Asset prices: Stocks, crypto and houses are pulling back after being inflated by historically-low real interest rates, but weakness in these areas won’t be sufficient to stop central banks from tightening. In the U.S., home prices filter into the CPI, but only with a considerable lag. So, even if prices are pulling back today, it will realistically be around mid-2023 before the lagged impact of higher rates starts to weigh on owners’ equivalent rent in the CPI (and that carries a hefty 24% weight). Relief? Not soon enough.
Resource prices: Retail gas prices have more than doubled over the past year and crude remains strong. At the same time, food prices are still running at a double-digit annualized clip in recent months, and tough growing conditions persist across parts of North America. While some other commodities, such as lumber, have backed off with cooling demand, food and energy will need something more significant to break—think a turn in the war in Ukraine to start. Relief? We can’t count on it.

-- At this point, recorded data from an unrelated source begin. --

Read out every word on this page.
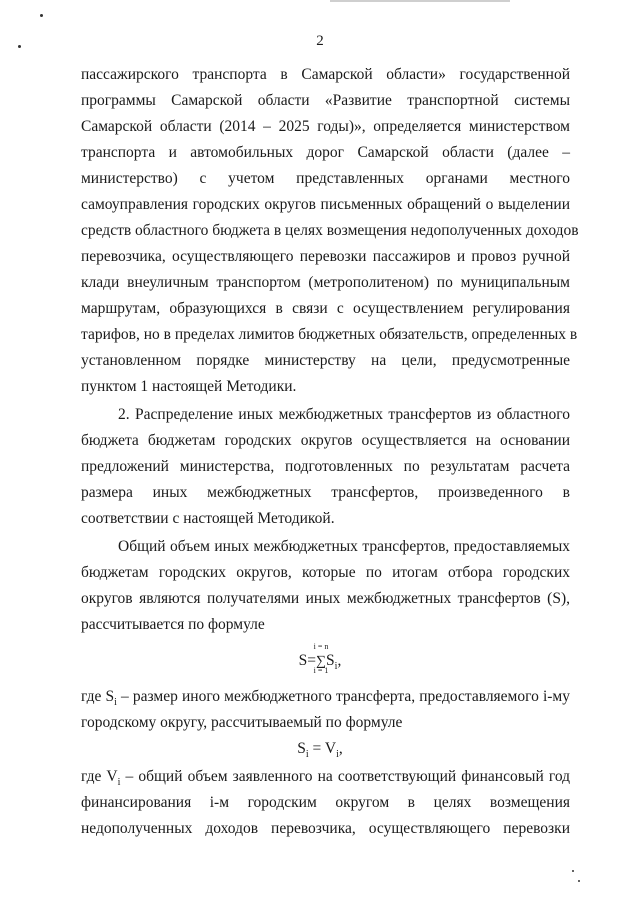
2
пассажирского транспорта в Самарской области» государственной
программы Самарской области «Развитие транспортной системы
Самарской области (2014 – 2025 годы)», определяется министерством
транспорта и автомобильных дорог Самарской области (далее –
министерство) с учетом представленных органами местного
самоуправления городских округов письменных обращений о выделении
средств областного бюджета в целях возмещения недополученных доходов
перевозчика, осуществляющего перевозки пассажиров и провоз ручной
клади внеуличным транспортом (метрополитеном) по муниципальным
маршрутам, образующихся в связи с осуществлением регулирования
тарифов, но в пределах лимитов бюджетных обязательств, определенных в
установленном порядке министерству на цели, предусмотренные
пунктом 1 настоящей Методики.
2. Распределение иных межбюджетных трансфертов из областного
бюджета бюджетам городских округов осуществляется на основании
предложений министерства, подготовленных по результатам расчета
размера иных межбюджетных трансфертов, произведенного в
соответствии с настоящей Методикой.
Общий объем иных межбюджетных трансфертов, предоставляемых
бюджетам городских округов, которые по итогам отбора городских
округов являются получателями иных межбюджетных трансфертов (S),
рассчитывается по формуле
S=
i = n
∑
i = 1
$S_i$,
где $S_i$ – размер иного межбюджетного трансферта, предоставляемого i-му
городскому округу, рассчитываемый по формуле
$S_i = V_i$,
где $V_i$ – общий объем заявленного на соответствующий финансовый год
финансирования i-м городским округом в целях возмещения
недополученных доходов перевозчика, осуществляющего перевозки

Wages: A labour market at full employment and record job vacancies have left significant leverage in the hands of workers. Faced with escalating living costs, those workers are having success at the bargaining table, with U.S. wage growth, based on the Atlanta Fed’s measure, accelerating to above 6% y/y, or the highest since at least the mid-1980s. Wages are rigid to the downside, and a key part of inflation reinforcing itself. That said, our softer outlook could act as a headwind, but not until after more significant tightening. Relief? Not without a slowdown.
Psychology: Everyone is talking about it, and expectations of higher prices pull demand forward, which leads to… higher prices. According to the University of Michigan survey, inflation over the next year is expected at 5.4%, the highest since 1981, while 3.3% for the next five years is a notable departure from recent decades in the 2%-to-3% range (Chart 4). This clearly caught the Fed’s attention, tipping the scales to the 75 bp rate hike. Relief? No—this is what policymakers need to break.
All told, there’s not enough relief in sight for inflation to come back down on its own. And, policymakers know that the longer current price trends fester in wages and consumer psychology, the tougher it will be to crack—hence the aggressive near-term tightening of policy and risk to the real economy.
Key Takeaway: The further inflation goes and the longer it remains high, the greater the risk to the economy. While we still believe that with some luck—on oil prices, for instance—a full-blown downturn can be avoided, the economy will struggle heavily late this year and into early 2023 to grow at all.